Pedro Paulo (PP): “As gravações são importantes sim, você ouvindo, eu até

não gosto, de vez em quando eu escuto aquilo que eu canto sabe, mas você ouve, você corrige falhas. É... as suas falas, a cantoria, dá pra você corrigir um monte de coisa. Porque tudo que você canta em qualquer situação, é uma sequência de palavras, uma sequência de coisas. Não dá pra ficar cantando saltiados, você tem que pegar uma linha, começo e fim.

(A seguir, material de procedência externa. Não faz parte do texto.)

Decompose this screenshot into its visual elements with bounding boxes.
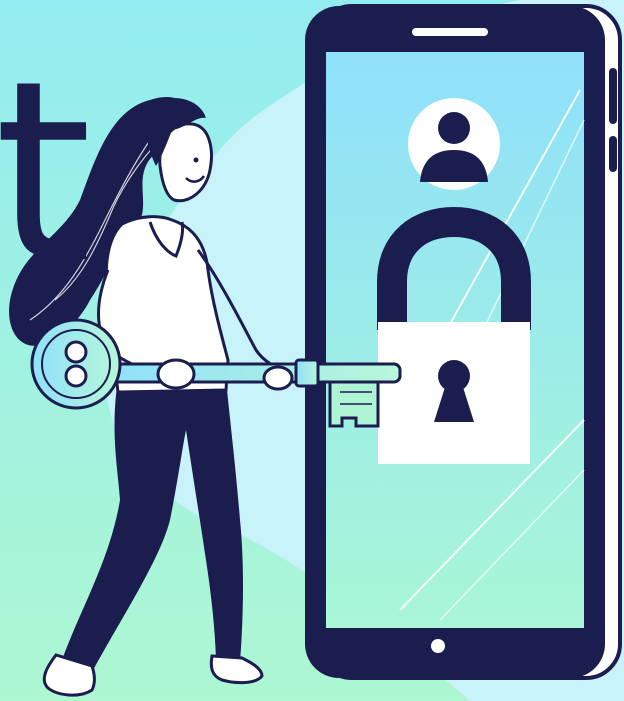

Então a gravação é importante, pra você evitar ser repetitivo, as vezes você escuta uma gravação e fala “opa, tô repetindo aí né...”. É muito importante. ”

Fábio Marcos (FM): “Eu acho que é importante sim, as gravações pra

Companhia. Principalmente vindo da família nossa, que é bem unida. A gente vê antepassados nosso, os entes queridos nossos, a gente vai sentido saudade tal. Também serve pra ver os erros, porque na hora ali a gente tá cantando ali, talvez não pode perceber, mas depois que você põe uma fita, um DVD pra vê ou escutar, você vai perceber o erro na voz, por que as vozes são todas duetadas entendeu. Então eu acho que serve também pra ver os erros. E também matar a saudade, matar a saudade de ver a trajetória da Companhia. Pra gente tem muito fundamento isso aí, é muito bom, é prazeroso, é gostoso, a gente tá vendo a Companhia de Reis nossa, aí pelas filmagens. ”

A partir das entrevistas podemos vera importância que o vídeo tem na manutenção e salvaguarda da memória do grupo e análise crítica da prática dos “fazedores”, pois permite ver e rever suas ações analisando-as para que no futuro possam aprimorar seus modos de fazer música e texto dentro da Folia.